Originally called ‘One Belt, One Road’, China’s Belt and Road Initiative (BRI), designed to boost its image and influence with at least 49 countries to date, is faltering and the strategy may be doomed in the aftermath of Russia-Ukraine war.
The barriers and delays created by sanctions imposed on Russia for the invasion of Ukraine have accelerated the collapse of China’s Belt and Road Initiative global strategy.
The BRI is an internationally planned infrastructure development project for China and the emerging economies that trade with or border China. It is a move designed to recapture the ancient Silk Road and expand China’s influence. The BRI is the most ambitious economic development and infrastructure project the world has ever seen. But critics say the BRI projects present dangers to participating countries, such as debt traps.
Before the sanctions, China used Russia as a convenient transit point for the shipment of BRI equipment and supplies into Europe. China routed its cargo into St. Petersburg, Russia via the China-Europe Railway, then shipped it across the Baltic Sea into central Europe. The sanctions forced China to detour its cargo around Russia and enter Europe via slower land routes across Belarus, Poland, and other countries.
China’s BRI strategy was first introduced in 2013 by Chinese leader Xi Jinping. The strategy is in two parts – on land via the Silk Road Economic Belt which runs through Central Asia, Central and Eastern Europe to Western Europe; and on water via the ‘Maritime Silk Road’, which runs through the South China Sea and the Indian Ocean, westward through Southeast Asia to South Asia, the Middle East, Africa, and Europe.
War-torn Ukraine, at the junction of the Eurasian continent, is an important gateway into Europe from Asia and an important source of energy, food, and military technology for China. Other countries along the BRI delivery route, including Belarus, Poland, and Romania, have also felt the strain caused by the Russian-Ukrainian war. Belarus, for example, has been subjected to several collateral sanctions for its decision to side with Russia.
A Chinese media outlet on March 31 described how the sanctions against Russia and Belarus were forcing trains to route around these countries as well as Ukraine. As a result, shipments into Europe are being delayed while trains returning to China are often empty. It is unknown how long this disruption will last.
China’s participating BRI companies have noted that cargo and transportation delays are not the only problems they face. In addition, the sanctions and resulting turmoil have created logistical hardships, rising labour costs, and difficulties in settling trade agreements since Russian banks are no longer a part of SWIFT, the bloodline of the global financial system.
Meanwhile in Sri Lanka, a key hub of the BRI’s maritime route, citizens are protesting due to the worst economy since 1948. This small island country depends on trade with Russia and Ukraine for its tourism and tea industries. But the war between these countries is contributing to Sri Lanka’s failing economy, and the country’s economic crisis has further shifted to a political crisis.

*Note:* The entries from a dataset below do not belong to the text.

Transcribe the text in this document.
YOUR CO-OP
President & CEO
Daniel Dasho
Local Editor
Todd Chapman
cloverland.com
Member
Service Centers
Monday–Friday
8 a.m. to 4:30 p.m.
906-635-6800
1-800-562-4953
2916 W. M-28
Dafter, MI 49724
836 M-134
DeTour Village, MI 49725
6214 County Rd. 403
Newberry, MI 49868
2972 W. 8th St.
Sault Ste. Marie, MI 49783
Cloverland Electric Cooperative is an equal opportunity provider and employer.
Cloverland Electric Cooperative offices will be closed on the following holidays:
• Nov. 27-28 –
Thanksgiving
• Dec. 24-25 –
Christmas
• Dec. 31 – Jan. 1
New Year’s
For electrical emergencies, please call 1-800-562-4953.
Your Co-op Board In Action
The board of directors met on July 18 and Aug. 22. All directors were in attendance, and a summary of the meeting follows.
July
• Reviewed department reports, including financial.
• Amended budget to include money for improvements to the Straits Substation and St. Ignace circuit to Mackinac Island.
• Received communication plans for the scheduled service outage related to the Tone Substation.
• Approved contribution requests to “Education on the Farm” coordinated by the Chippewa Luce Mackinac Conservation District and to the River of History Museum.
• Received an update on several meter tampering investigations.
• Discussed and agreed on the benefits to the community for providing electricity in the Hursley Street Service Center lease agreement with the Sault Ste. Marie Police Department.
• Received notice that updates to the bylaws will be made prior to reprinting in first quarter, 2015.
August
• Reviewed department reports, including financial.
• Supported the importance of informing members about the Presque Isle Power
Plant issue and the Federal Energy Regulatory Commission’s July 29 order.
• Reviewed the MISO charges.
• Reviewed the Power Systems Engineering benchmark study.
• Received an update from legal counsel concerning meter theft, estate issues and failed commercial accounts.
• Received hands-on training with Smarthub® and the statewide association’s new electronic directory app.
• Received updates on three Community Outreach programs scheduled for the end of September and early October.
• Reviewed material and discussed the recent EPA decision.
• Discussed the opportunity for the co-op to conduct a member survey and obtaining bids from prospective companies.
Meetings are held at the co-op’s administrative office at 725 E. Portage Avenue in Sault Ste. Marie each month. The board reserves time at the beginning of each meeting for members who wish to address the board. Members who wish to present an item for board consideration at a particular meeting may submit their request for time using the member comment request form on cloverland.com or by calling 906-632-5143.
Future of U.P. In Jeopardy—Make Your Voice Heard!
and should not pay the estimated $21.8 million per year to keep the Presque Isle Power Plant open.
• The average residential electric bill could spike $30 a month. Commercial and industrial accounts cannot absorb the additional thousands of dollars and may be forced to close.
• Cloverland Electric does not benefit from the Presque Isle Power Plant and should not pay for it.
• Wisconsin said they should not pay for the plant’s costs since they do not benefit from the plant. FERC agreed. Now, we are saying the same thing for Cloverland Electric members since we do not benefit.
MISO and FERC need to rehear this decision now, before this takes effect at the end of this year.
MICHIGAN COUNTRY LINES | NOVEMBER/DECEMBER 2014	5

However, Sri Lanka’s failed economy didn’t begin with Russia’s invasion of Ukraine. It began when China directly used its BRI strategy to ensnare Sri Lanka into a debt trap that has since become a political nightmare.
According to World Bank data, Sri Lanka has USD 35 billion in total debt of which USD 6 billion is owed to China for loans to fund BRI projects managed by Chinese companies. These projects include infrastructures such as ports, airports, and railroads. To help contain its debt with China, Sri Lanka agreed in 2017 to lease its Hambantota Port in the Indian Ocean to China for 99 years at the price of USD 1.1 billion. The lease was extended another 99 years in 2021. Within this year, Sri Lanka is obligated to repay USD 6.9 billion of its foreign debt. But this is unlikely since its foreign reserves total only USD 2.3 billion. To address this deficit, Sri Lanka asked China last January to restructure its debt. However, China is yet to respond.
Whereas Indonesia is feeling the heat as it became the first country to participate in China’s water-based ‘Maritime Silk Road’ initiative.
Indonesia is pressured to comply with China’s growing influence in Southeast Asia and expansion in the South China Sea. According to a survey released on April 5 by Australia’s Lowy Institute, Indonesians are wary of Chinese investments. Nearly half the respondents felt that within the next 10 years, the Chinese communist regime would become the most threatening country. Sixty per cent of Indonesians favoured cooperating with other countries to contain the CCP’s influence.
The BRI juggernaut is designed to integrate China into various spheres of influence along its borders and emerging economies. Like China’s state capitalism, where the Chinese Communist Party (CCP) gives cheap equity and debt to companies, Beijing engages in debt-trap diplomacy. While one can say that the sole ambition of China’s BRI is to gain world control or block Western economies from continued dominance, it is nearly clear that China is buying political influence in many of the world’s emerging economies but success has eluded its efforts.